Le consultazioni per area geografica e per singola struttura sanitaria sono disponibili solo previa registrazione: per ottenere le credenziali è necessario che la domanda di registrazione provenga da un indirizzo email istituzionale delle aziende del Ssn.
Il sito web Pne contiene l’analisi degli esiti dell’assistenza ospedaliera, basata sui dati delle Schede di dimissione ospedaliera (Sdo) nazionali 2005-2010, allo scopo di valutare gli esiti degli interventi e dei trattamenti sanitari, attraverso un’ampia analisi comparativa tra strutture ospedaliere ed aree territoriali di residenza, per il miglioramento dell’efficacia delle cure ed una maggiore equità nella tutela della salute.
Attualmente, in molti sistemi sanitari vengono condotti programmi di valutazione comparativa di esiti tra soggetti erogatori e di comunicazione dei risultati di questi programmi.
In Italia, le principali esperienze in tal senso sono state condotte nell’ambito del progetto “Mattoni – Misura dell’outcome” e del “Programma regionale di valutazione degli esiti degli interventi sanitari del Lazio, denominato P.Re.Val.E.”, i cui risultati costituiscono la base progettuale del Rapporto.
Gli indicatori in esso proposti sono descritti da specifiche schede, redatte secondo uno schema uniforme, e sono espressi, nella maggior parte dei casi, come rapporti con, al numeratore, il numero dei trattamenti/interventi erogati o il numero di pazienti che hanno sperimentato l’esito in studio (mortalità a breve termine, ospedalizzazioni per specifiche condizioni etc.), al denominatore, il gruppo di pazienti che riceve quel trattamento/intervento o la popolazione a rischio. In altri casi, sono espressi come misure di durata-sopravvivenza-attesa.

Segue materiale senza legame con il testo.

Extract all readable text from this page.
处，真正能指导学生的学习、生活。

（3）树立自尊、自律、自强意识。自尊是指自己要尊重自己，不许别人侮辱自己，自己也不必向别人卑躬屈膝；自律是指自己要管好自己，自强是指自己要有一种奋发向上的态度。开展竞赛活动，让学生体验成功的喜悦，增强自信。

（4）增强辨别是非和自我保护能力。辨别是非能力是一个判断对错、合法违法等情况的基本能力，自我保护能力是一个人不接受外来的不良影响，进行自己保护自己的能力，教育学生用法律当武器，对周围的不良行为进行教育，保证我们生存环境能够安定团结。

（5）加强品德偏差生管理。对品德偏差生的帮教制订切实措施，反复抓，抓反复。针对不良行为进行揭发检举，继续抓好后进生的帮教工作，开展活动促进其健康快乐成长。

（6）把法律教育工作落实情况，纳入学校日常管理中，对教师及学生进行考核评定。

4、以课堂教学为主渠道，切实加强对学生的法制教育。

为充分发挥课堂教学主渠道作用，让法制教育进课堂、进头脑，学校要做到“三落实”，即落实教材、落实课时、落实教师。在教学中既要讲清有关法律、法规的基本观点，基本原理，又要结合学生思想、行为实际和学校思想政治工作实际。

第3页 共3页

Al fine di valutare lo stato di salute della popolazione, o confrontare lo stato di salute in aree geografiche diverse, gli indicatori sono stati costruiti utilizzando come denominatore la popolazione residente (population-based denominators); mentre, per valutare l’efficacia dei soggetti erogatori, il denominatore è stato definito come carico lavorativo, in termini di numero di pazienti o ricoveri (workload-based denominators).
Ciascuna di queste applicazioni ha effetti potenziali positivi e negativi, costi e benefici, taluni già valutati in letteratura. È necessaria un’attenta valutazione a priori per ogni applicazione, non solo dal punto di vista sanitario e/o organizzativo, ma anche economico, sociale.
In particolare, l'eventuale informazione diretta ai cittadini sui risultati di singoli servizi e/o soggetti erogatori richiede, oggi, un programma regionale di comunicazione molto articolato per ottimizzare gli effetti positivi, limitando quelli negativi.